There are few studies with which to compare this study as the literature concerning NST is largely case studies of benefits of genetic NST. For example, a family who consented to have their newborn participate in NST discovered that the newborn was positive for 3-methylcrotomly-coenzyme A carboxylase deficiency which would have resulted in premature death or severe mental/physical deficiencies if not for the early diagnosis and intervention [12].

Of the limited studies of NST outside of case-studies, most involve economics, potential feasibility, and the ethics associated with NST [13, 14]. Critics maintain that low incidence of disorders, treatment barriers, healthcare costs, and inequities raise questions about the worth of investment in NST [15]. In refuting those concerns, researchers showed significant societal benefits from gains in quality-adjusted life-years [16]. Researchers estimated a gain of 85 quality-adjusted life-years savings of $2.4 million per 100,000 infants screened over 60 years in cases of spinal muscular atrophy alone [16]. Others, studying the economic outcome associated with NST for an alpha-glucosidase gene variation, indicated early genetic detection and intervention would have a lifetime increase of 11.66 quality-adjusted life-years and an incremental cost-effective ratio of $379,000/ quality-adjusted life-year as compared with clinical detection [17].

Another group of researchers assessed the current status of NST use. In the U.S., the Secretary of Health and Human Services declined to recommend linking birth certificates with NST, and, as a result, at least 98% of state programs cannot accurately determine NST use/coverage [1]. This is problematic as that data are imperative in assessing the public health impact, quality, and cost effectiveness of the NST [1]. One example cited of the need for such data, pilot research, sharing of research, and taking advantage of progress already made by others was the discovery that cord blood screening was not reliable for metabolic screening and heel stick blood spot screening was a better choice [1]. Large, population-based data are needed for assessing NST. This study takes advantage of a large, nationally recognized data base to evaluate barriers to access to needed care based on NST.
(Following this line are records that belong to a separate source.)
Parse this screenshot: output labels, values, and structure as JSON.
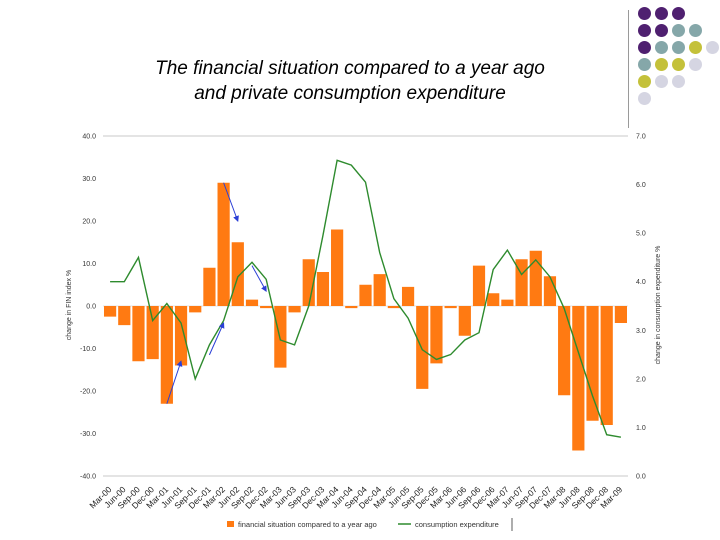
{
  "slide": {
    "title_line1": "The financial situation compared to a year ago",
    "title_line2": "and private consumption expenditure"
  },
  "colors": {
    "bars": "#ff7a12",
    "line": "#2e8b2e",
    "arrows": "#2b3fd6",
    "deco_purple": "#4f2070",
    "deco_teal": "#85a7a9",
    "deco_olive": "#c4c13a",
    "deco_grey": "#d5d5e2"
  },
  "chart_data": {
    "type": "bar",
    "categories": [
      "Mar-00",
      "Jun-00",
      "Sep-00",
      "Dec-00",
      "Mar-01",
      "Jun-01",
      "Sep-01",
      "Dec-01",
      "Mar-02",
      "Jun-02",
      "Sep-02",
      "Dec-02",
      "Mar-03",
      "Jun-03",
      "Sep-03",
      "Dec-03",
      "Mar-04",
      "Jun-04",
      "Sep-04",
      "Dec-04",
      "Mar-05",
      "Jun-05",
      "Sep-05",
      "Dec-05",
      "Mar-06",
      "Jun-06",
      "Sep-06",
      "Dec-06",
      "Mar-07",
      "Jun-07",
      "Sep-07",
      "Dec-07",
      "Mar-08",
      "Jun-08",
      "Sep-08",
      "Dec-08",
      "Mar-09"
    ],
    "series": [
      {
        "name": "financial situation compared to a year ago",
        "type": "bar",
        "axis": "left",
        "values": [
          -2.5,
          -4.5,
          -13,
          -12.5,
          -23,
          -14,
          -1.5,
          9,
          29,
          15,
          1.5,
          -0.5,
          -14.5,
          -1.5,
          11,
          8,
          18,
          -0.5,
          5,
          7.5,
          -0.5,
          4.5,
          -19.5,
          -13.5,
          -0.5,
          -7,
          9.5,
          3,
          1.5,
          11,
          13,
          7,
          -21,
          -34,
          -27,
          -28,
          -4
        ]
      },
      {
        "name": "consumption expenditure",
        "type": "line",
        "axis": "right",
        "values": [
          4.0,
          4.0,
          4.5,
          3.2,
          3.55,
          3.15,
          2.0,
          2.7,
          3.2,
          4.1,
          4.4,
          4.05,
          2.8,
          2.7,
          3.5,
          4.95,
          6.5,
          6.4,
          6.05,
          4.6,
          3.65,
          3.25,
          2.6,
          2.4,
          2.5,
          2.8,
          2.95,
          4.25,
          4.65,
          4.15,
          4.45,
          4.1,
          3.45,
          2.55,
          1.65,
          0.85,
          0.8
        ]
      }
    ],
    "left_axis": {
      "label": "change in FIN index %",
      "ylim": [
        -40,
        40
      ],
      "ticks": [
        "-40.0",
        "-30.0",
        "-20.0",
        "-10.0",
        "0.0",
        "10.0",
        "20.0",
        "30.0",
        "40.0"
      ]
    },
    "right_axis": {
      "label": "change in consumption expenditure %",
      "ylim": [
        0,
        7
      ],
      "ticks": [
        "0.0",
        "1.0",
        "2.0",
        "3.0",
        "4.0",
        "5.0",
        "6.0",
        "7.0"
      ]
    },
    "arrows": [
      {
        "from": {
          "x": "Mar-01",
          "y": -23
        },
        "to": {
          "x": "Jun-01",
          "y": -13
        }
      },
      {
        "from": {
          "x": "Dec-01",
          "y": -11.5
        },
        "to": {
          "x": "Mar-02",
          "y": -4
        }
      },
      {
        "from": {
          "x": "Mar-02",
          "y": 29
        },
        "to": {
          "x": "Jun-02",
          "y": 20
        }
      },
      {
        "from": {
          "x": "Sep-02",
          "y": 9.5
        },
        "to": {
          "x": "Dec-02",
          "y": 3.5
        }
      }
    ],
    "legend": {
      "position": "bottom",
      "items": [
        "financial situation compared to a year ago",
        "consumption expenditure"
      ]
    },
    "grid": false
  }
}
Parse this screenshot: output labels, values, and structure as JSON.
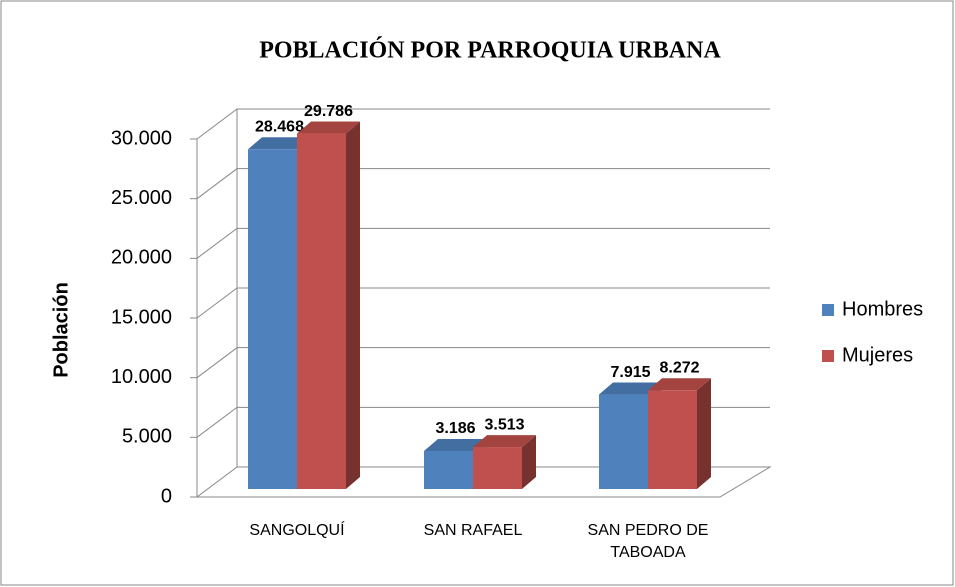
{
  "chart_data": {
    "type": "bar3d",
    "title": "POBLACIÓN POR PARROQUIA URBANA",
    "y_label": "Población",
    "categories": [
      "SANGOLQUÍ",
      "SAN RAFAEL",
      "SAN PEDRO DE TABOADA"
    ],
    "series": [
      {
        "name": "Hombres",
        "color": "#4f81bd",
        "values": [
          28468,
          3186,
          7915
        ],
        "value_labels": [
          "28.468",
          "3.186",
          "7.915"
        ]
      },
      {
        "name": "Mujeres",
        "color": "#c0504d",
        "values": [
          29786,
          3513,
          8272
        ],
        "value_labels": [
          "29.786",
          "3.513",
          "8.272"
        ]
      }
    ],
    "ylim": [
      0,
      30000
    ],
    "yticks": [
      {
        "value": 0,
        "label": "0"
      },
      {
        "value": 5000,
        "label": "5.000"
      },
      {
        "value": 10000,
        "label": "10.000"
      },
      {
        "value": 15000,
        "label": "15.000"
      },
      {
        "value": 20000,
        "label": "20.000"
      },
      {
        "value": 25000,
        "label": "25.000"
      },
      {
        "value": 30000,
        "label": "30.000"
      }
    ],
    "grid": true,
    "legend": "right"
  }
}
A study limitation is the dependency upon the questions available in NSCH, 2020 for the analyses. Having additional information about the specific genetic conditions, specific needs, age when specialist care was accessed, and availability of specialty services would have enhanced this study. There is a lack of data on the conditions and it is possible that a condition was not serious enough to require a specialist or that the condition was untreatable. The study was limited by the sample size, making statistical analysis by other social determinants of health not feasible, although they were available in NSCH, 2020.

Conclusion

Parents/guardians of children screened with a positive NST reported less difficulty in receiving needed specialist care as compared with reports of parents/guardians of children with genetic conditions who were diagnosed later. From the second logistic regression model, the results were modified (increased) when sex, race/ethnicity, birth weight, age, and maturity at birth were included. This cross-sectional study of national data from the U.S. indicates greater ease of access to needed care when newborns are identified as potentially having a genetic condition that has a treatment option. Having easy access to a specialist may be vitally important to reduce morbidity and mortality.